Was bereits beschlossen ist
Mit dem EU-Geldwäschepaket (2024) kommen: die neue Aufsichtsbehörde AMLA (Sitz Frankfurt), vernetzte Bankkonten-Register, mehr Transparenz bei Immobilien-Eigentum und die lückenlose Nachverfolgbarkeit von Krypto-Transfers über Dienstleister. [Quelle: EU-Amtsblatt]
Was diskutiert, aber NICHT beschlossen ist
Ein zentrales EU-„Vermögensregister“, das alle Assets einer Person zusammenführt, existiert als Machbarkeitsstudie — nicht als Gesetz.

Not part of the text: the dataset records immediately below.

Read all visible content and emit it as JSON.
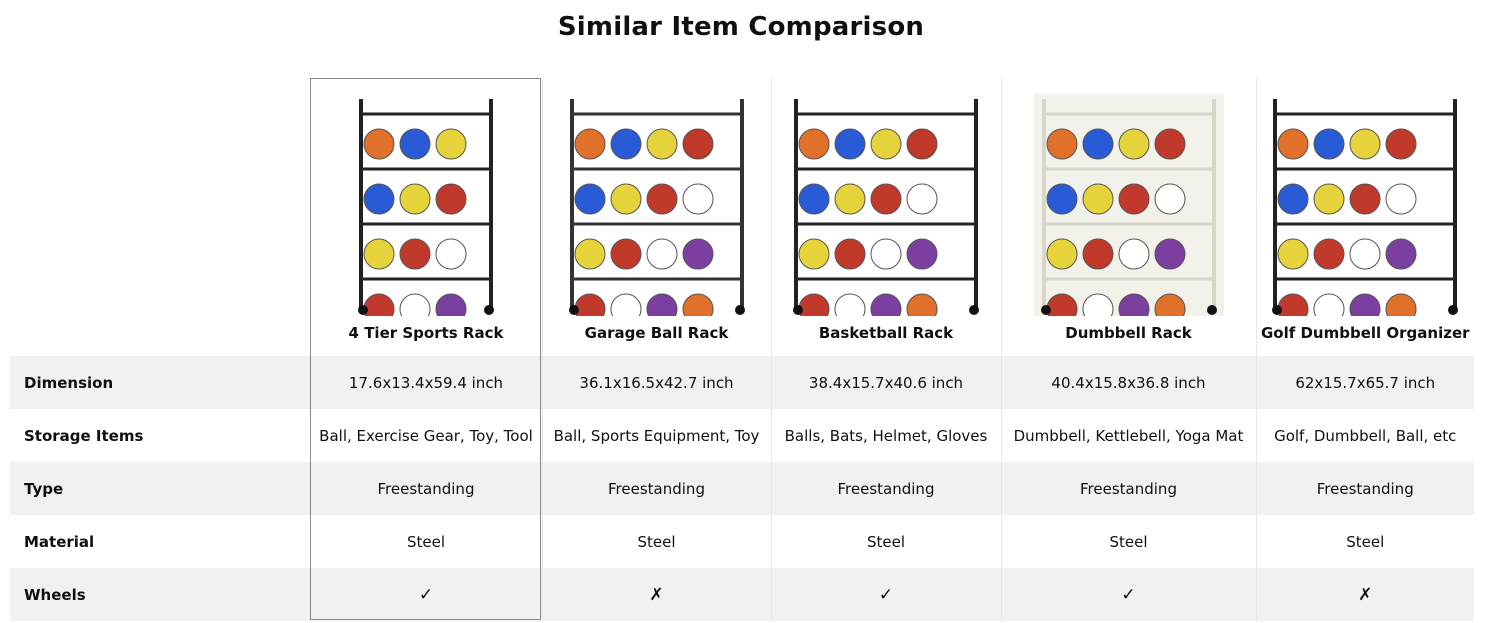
{
  "title": "Similar Item Comparison",
  "products": [
    {
      "name": "4 Tier Sports Rack",
      "image_color": "#222"
    },
    {
      "name": "Garage Ball Rack",
      "image_color": "#333"
    },
    {
      "name": "Basketball Rack",
      "image_color": "#222"
    },
    {
      "name": "Dumbbell Rack",
      "image_color": "#d8d6c8"
    },
    {
      "name": "Golf Dumbbell Organizer",
      "image_color": "#222"
    }
  ],
  "rows": [
    {
      "label": "Dimension",
      "values": [
        "17.6x13.4x59.4 inch",
        "36.1x16.5x42.7 inch",
        "38.4x15.7x40.6 inch",
        "40.4x15.8x36.8 inch",
        "62x15.7x65.7 inch"
      ]
    },
    {
      "label": "Storage Items",
      "values": [
        "Ball, Exercise Gear, Toy, Tool",
        "Ball, Sports Equipment, Toy",
        "Balls, Bats, Helmet, Gloves",
        "Dumbbell, Kettlebell, Yoga Mat",
        "Golf, Dumbbell, Ball, etc"
      ]
    },
    {
      "label": "Type",
      "values": [
        "Freestanding",
        "Freestanding",
        "Freestanding",
        "Freestanding",
        "Freestanding"
      ]
    },
    {
      "label": "Material",
      "values": [
        "Steel",
        "Steel",
        "Steel",
        "Steel",
        "Steel"
      ]
    },
    {
      "label": "Wheels",
      "values": [
        "✓",
        "✗",
        "✓",
        "✓",
        "✗"
      ]
    }
  ]
}
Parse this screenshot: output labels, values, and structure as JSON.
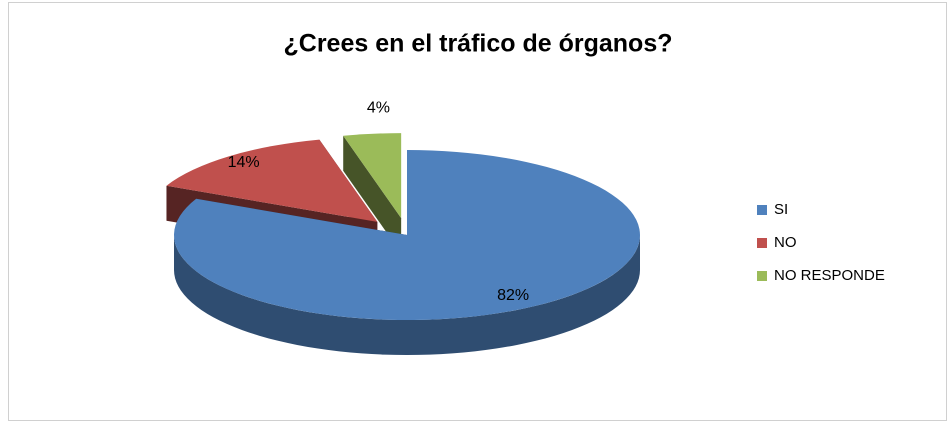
{
  "chart_data": {
    "type": "pie",
    "title": "¿Crees en el tráfico de órganos?",
    "categories": [
      "SI",
      "NO",
      "NO RESPONDE"
    ],
    "values": [
      82,
      14,
      4
    ],
    "value_labels": [
      "82%",
      "14%",
      "4%"
    ],
    "colors": [
      "#4f81bd",
      "#c0504d",
      "#9bbb59"
    ],
    "legend": "right"
  }
}
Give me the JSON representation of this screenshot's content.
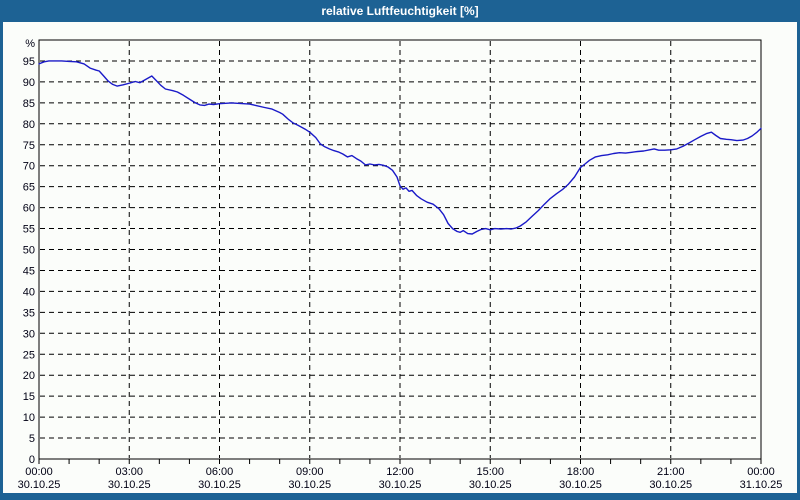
{
  "window": {
    "title": "relative Luftfeuchtigkeit [%]",
    "colors": {
      "titlebar": "#1d6294",
      "background": "#fbfdfa",
      "line": "#1a1ac8",
      "grid": "#000000",
      "text": "#000014"
    }
  },
  "chart_data": {
    "type": "line",
    "title": "relative Luftfeuchtigkeit [%]",
    "xlabel": "",
    "ylabel": "%",
    "ylim": [
      0,
      100
    ],
    "xlim_hours": [
      0,
      24
    ],
    "grid": "dashed, horizontal every 5 %, vertical every 3 h",
    "legend": "none",
    "minor_x_tick_every_hours": 1,
    "yticks": [
      0,
      5,
      10,
      15,
      20,
      25,
      30,
      35,
      40,
      45,
      50,
      55,
      60,
      65,
      70,
      75,
      80,
      85,
      90,
      95
    ],
    "xticks": [
      {
        "hour": 0,
        "time": "00:00",
        "date": "30.10.25"
      },
      {
        "hour": 3,
        "time": "03:00",
        "date": "30.10.25"
      },
      {
        "hour": 6,
        "time": "06:00",
        "date": "30.10.25"
      },
      {
        "hour": 9,
        "time": "09:00",
        "date": "30.10.25"
      },
      {
        "hour": 12,
        "time": "12:00",
        "date": "30.10.25"
      },
      {
        "hour": 15,
        "time": "15:00",
        "date": "30.10.25"
      },
      {
        "hour": 18,
        "time": "18:00",
        "date": "30.10.25"
      },
      {
        "hour": 21,
        "time": "21:00",
        "date": "30.10.25"
      },
      {
        "hour": 24,
        "time": "00:00",
        "date": "31.10.25"
      }
    ],
    "series": [
      {
        "name": "relative Luftfeuchtigkeit",
        "unit": "%",
        "color": "#1a1ac8",
        "points": [
          [
            0.0,
            94.3
          ],
          [
            0.17,
            94.8
          ],
          [
            0.33,
            95.0
          ],
          [
            0.75,
            95.0
          ],
          [
            1.0,
            94.9
          ],
          [
            1.25,
            94.8
          ],
          [
            1.5,
            94.3
          ],
          [
            1.7,
            93.3
          ],
          [
            1.9,
            92.8
          ],
          [
            2.0,
            92.6
          ],
          [
            2.15,
            91.4
          ],
          [
            2.3,
            90.2
          ],
          [
            2.45,
            89.4
          ],
          [
            2.6,
            89.0
          ],
          [
            2.8,
            89.3
          ],
          [
            3.0,
            89.7
          ],
          [
            3.2,
            90.1
          ],
          [
            3.35,
            89.8
          ],
          [
            3.55,
            90.6
          ],
          [
            3.75,
            91.4
          ],
          [
            3.9,
            90.3
          ],
          [
            4.05,
            89.2
          ],
          [
            4.2,
            88.3
          ],
          [
            4.45,
            87.9
          ],
          [
            4.6,
            87.6
          ],
          [
            4.8,
            86.8
          ],
          [
            5.0,
            85.9
          ],
          [
            5.2,
            85.0
          ],
          [
            5.35,
            84.5
          ],
          [
            5.5,
            84.4
          ],
          [
            5.65,
            84.7
          ],
          [
            5.8,
            84.6
          ],
          [
            6.0,
            84.8
          ],
          [
            6.2,
            84.9
          ],
          [
            6.4,
            85.0
          ],
          [
            6.6,
            84.9
          ],
          [
            6.8,
            84.8
          ],
          [
            7.0,
            84.7
          ],
          [
            7.2,
            84.4
          ],
          [
            7.5,
            83.9
          ],
          [
            7.75,
            83.5
          ],
          [
            8.0,
            82.7
          ],
          [
            8.1,
            82.3
          ],
          [
            8.3,
            81.0
          ],
          [
            8.45,
            80.2
          ],
          [
            8.6,
            79.7
          ],
          [
            8.85,
            78.7
          ],
          [
            9.0,
            78.0
          ],
          [
            9.2,
            76.7
          ],
          [
            9.35,
            75.2
          ],
          [
            9.5,
            74.5
          ],
          [
            9.65,
            74.0
          ],
          [
            9.8,
            73.6
          ],
          [
            9.95,
            73.3
          ],
          [
            10.1,
            72.8
          ],
          [
            10.25,
            72.1
          ],
          [
            10.4,
            72.4
          ],
          [
            10.55,
            71.7
          ],
          [
            10.7,
            71.1
          ],
          [
            10.85,
            70.2
          ],
          [
            11.0,
            70.4
          ],
          [
            11.15,
            70.2
          ],
          [
            11.3,
            70.3
          ],
          [
            11.45,
            70.1
          ],
          [
            11.6,
            69.7
          ],
          [
            11.75,
            68.9
          ],
          [
            11.9,
            67.3
          ],
          [
            12.0,
            65.2
          ],
          [
            12.1,
            64.4
          ],
          [
            12.2,
            64.7
          ],
          [
            12.3,
            63.9
          ],
          [
            12.4,
            64.1
          ],
          [
            12.55,
            62.9
          ],
          [
            12.7,
            62.1
          ],
          [
            12.9,
            61.3
          ],
          [
            13.1,
            60.8
          ],
          [
            13.3,
            59.7
          ],
          [
            13.45,
            58.3
          ],
          [
            13.6,
            56.2
          ],
          [
            13.75,
            55.0
          ],
          [
            13.9,
            54.3
          ],
          [
            14.0,
            54.1
          ],
          [
            14.1,
            54.5
          ],
          [
            14.25,
            53.8
          ],
          [
            14.4,
            53.7
          ],
          [
            14.55,
            54.3
          ],
          [
            14.7,
            54.8
          ],
          [
            14.85,
            55.0
          ],
          [
            15.0,
            54.7
          ],
          [
            15.15,
            55.0
          ],
          [
            15.35,
            54.9
          ],
          [
            15.55,
            55.0
          ],
          [
            15.7,
            54.9
          ],
          [
            15.85,
            55.1
          ],
          [
            16.0,
            55.6
          ],
          [
            16.2,
            56.6
          ],
          [
            16.4,
            58.0
          ],
          [
            16.6,
            59.3
          ],
          [
            16.8,
            60.8
          ],
          [
            17.0,
            62.2
          ],
          [
            17.2,
            63.3
          ],
          [
            17.4,
            64.3
          ],
          [
            17.6,
            65.6
          ],
          [
            17.8,
            67.3
          ],
          [
            18.0,
            69.6
          ],
          [
            18.15,
            70.4
          ],
          [
            18.3,
            71.3
          ],
          [
            18.5,
            72.1
          ],
          [
            18.7,
            72.4
          ],
          [
            18.9,
            72.6
          ],
          [
            19.1,
            72.9
          ],
          [
            19.3,
            73.1
          ],
          [
            19.5,
            73.0
          ],
          [
            19.7,
            73.2
          ],
          [
            19.9,
            73.4
          ],
          [
            20.1,
            73.5
          ],
          [
            20.3,
            73.8
          ],
          [
            20.45,
            74.0
          ],
          [
            20.6,
            73.7
          ],
          [
            20.8,
            73.7
          ],
          [
            21.0,
            73.8
          ],
          [
            21.2,
            74.0
          ],
          [
            21.4,
            74.6
          ],
          [
            21.6,
            75.4
          ],
          [
            21.8,
            76.2
          ],
          [
            22.0,
            77.0
          ],
          [
            22.2,
            77.7
          ],
          [
            22.35,
            78.0
          ],
          [
            22.5,
            77.2
          ],
          [
            22.65,
            76.5
          ],
          [
            22.85,
            76.3
          ],
          [
            23.0,
            76.2
          ],
          [
            23.2,
            76.0
          ],
          [
            23.4,
            76.1
          ],
          [
            23.55,
            76.5
          ],
          [
            23.7,
            77.1
          ],
          [
            23.85,
            77.9
          ],
          [
            24.0,
            78.9
          ]
        ]
      }
    ]
  }
}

Die Bausteine dafür entstehen aber nach und nach (siehe oben). Ehrliche Einordnung: Die Richtung ist mehr Transparenz; das Tempo ist Behörden-Tempo.
Was das für dich heißt
Nicht Panik, sondern Ordnung: Wer seine eigene Vermögensstruktur nicht kennt, wird von jeder Regeländerung überrascht. Der wichtigste Schutz ist dein eigener Überblick (Schwachstelle 7 im Check) — was du besitzt, wo es liegt, wie es dokumentiert ist. Legale Struktur schlägt Versteckspiel: Verstecken war gestern, verstehen ist der Plan.